Before the industrial revolution, many people slept in two chunks rather than one. But, you can get the most out of factory machinery by having the people who operate them work in regimented shifts. So, sleep schedules were altered. The machines need fossil fuels to run. So, we extract continuously no matter the societal cost. As long as so much of our work is organized around increasing profits in perpetuity, there will always be excessive and harmful extraction of resources and a need for a large worker class. It’s not lost on me that as the chosen response to COVID resulted in the death of one million people in the US alone, and as workers continue to win their organizing efforts, we’re also living through an attack on education and reproductive rights. Uteruses are being treated as manufacturing plants for the human bodies that will be pushed toward becoming extensions of the machines.

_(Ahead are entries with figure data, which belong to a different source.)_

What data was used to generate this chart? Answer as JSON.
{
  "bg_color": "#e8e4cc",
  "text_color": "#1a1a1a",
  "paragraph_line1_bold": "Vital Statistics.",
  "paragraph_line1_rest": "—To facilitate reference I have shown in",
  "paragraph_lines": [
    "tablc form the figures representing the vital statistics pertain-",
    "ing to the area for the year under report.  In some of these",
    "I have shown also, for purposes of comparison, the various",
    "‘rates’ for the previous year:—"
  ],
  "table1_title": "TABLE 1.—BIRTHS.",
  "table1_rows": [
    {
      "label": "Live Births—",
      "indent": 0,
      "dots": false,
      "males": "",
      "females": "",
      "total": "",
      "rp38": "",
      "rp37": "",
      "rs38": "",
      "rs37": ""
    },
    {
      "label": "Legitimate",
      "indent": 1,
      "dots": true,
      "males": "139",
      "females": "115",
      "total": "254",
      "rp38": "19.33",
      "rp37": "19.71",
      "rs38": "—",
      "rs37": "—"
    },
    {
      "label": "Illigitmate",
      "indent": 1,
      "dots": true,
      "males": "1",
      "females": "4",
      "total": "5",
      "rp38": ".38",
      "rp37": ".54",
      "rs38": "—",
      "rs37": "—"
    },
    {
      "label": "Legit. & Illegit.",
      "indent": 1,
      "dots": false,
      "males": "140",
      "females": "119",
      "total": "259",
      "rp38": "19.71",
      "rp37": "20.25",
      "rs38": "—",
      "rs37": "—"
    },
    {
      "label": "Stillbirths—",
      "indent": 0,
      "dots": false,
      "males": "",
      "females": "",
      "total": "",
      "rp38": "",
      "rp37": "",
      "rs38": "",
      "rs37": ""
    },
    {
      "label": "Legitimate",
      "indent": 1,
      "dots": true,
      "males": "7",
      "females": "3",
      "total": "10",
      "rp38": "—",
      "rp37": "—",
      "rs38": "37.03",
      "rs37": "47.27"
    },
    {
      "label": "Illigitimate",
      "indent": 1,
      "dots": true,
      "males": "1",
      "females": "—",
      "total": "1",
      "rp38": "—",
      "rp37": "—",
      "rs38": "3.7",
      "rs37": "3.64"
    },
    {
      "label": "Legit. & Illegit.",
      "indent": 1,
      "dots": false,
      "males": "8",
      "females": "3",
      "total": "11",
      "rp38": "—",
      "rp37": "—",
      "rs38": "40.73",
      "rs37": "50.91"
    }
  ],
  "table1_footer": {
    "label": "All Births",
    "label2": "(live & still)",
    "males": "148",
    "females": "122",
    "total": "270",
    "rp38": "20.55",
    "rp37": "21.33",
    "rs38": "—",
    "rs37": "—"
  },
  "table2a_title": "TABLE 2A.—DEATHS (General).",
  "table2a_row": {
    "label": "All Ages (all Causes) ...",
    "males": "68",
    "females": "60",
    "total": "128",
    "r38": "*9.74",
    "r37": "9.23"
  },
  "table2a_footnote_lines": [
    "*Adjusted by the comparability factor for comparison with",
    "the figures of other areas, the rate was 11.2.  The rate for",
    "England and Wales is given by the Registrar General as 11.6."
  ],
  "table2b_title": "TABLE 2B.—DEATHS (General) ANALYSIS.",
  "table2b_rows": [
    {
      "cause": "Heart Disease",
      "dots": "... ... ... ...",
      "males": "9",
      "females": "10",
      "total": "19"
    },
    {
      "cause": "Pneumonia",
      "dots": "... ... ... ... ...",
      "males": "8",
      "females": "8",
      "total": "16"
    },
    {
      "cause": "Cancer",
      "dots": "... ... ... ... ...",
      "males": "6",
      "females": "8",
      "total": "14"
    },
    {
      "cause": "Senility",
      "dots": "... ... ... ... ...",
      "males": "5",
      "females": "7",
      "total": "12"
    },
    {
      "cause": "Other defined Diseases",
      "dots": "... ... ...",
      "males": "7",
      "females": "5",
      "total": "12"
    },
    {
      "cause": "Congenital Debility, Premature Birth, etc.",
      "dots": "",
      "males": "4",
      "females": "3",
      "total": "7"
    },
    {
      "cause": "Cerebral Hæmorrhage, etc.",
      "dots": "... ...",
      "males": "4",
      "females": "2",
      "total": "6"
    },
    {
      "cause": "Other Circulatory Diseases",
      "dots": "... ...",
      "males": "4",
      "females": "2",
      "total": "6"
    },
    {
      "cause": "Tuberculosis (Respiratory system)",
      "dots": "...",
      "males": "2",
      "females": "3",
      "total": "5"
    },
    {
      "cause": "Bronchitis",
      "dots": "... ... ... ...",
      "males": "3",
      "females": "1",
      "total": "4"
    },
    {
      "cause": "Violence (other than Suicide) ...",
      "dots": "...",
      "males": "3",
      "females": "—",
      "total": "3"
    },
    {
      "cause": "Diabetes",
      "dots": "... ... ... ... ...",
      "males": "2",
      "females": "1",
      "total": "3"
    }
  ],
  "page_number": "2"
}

The system of white supremacy is so complex that at this point it’s also pretty simple. No matter the specific issue, if you want to solve problems in ways that benefit people and our planet, it’s imperative that solutions are defined by the communities who live with the largest negative impacts of oppression. And, since these systems propel themselves by building off each other, if you’re actually addressing the root cause of one, you’re deconstructing others at the same time. That’s why I’m focusing on the larger structure from the intersection of mobility and climate change.

Q6: Looking forward, what’s the most important thing you hope to achieve during your time at Barr? What is your primary focus?

Ensuring our work is rooted in supporting and building community power. And, encouraging others to do the same. It’s the only way out of these crises.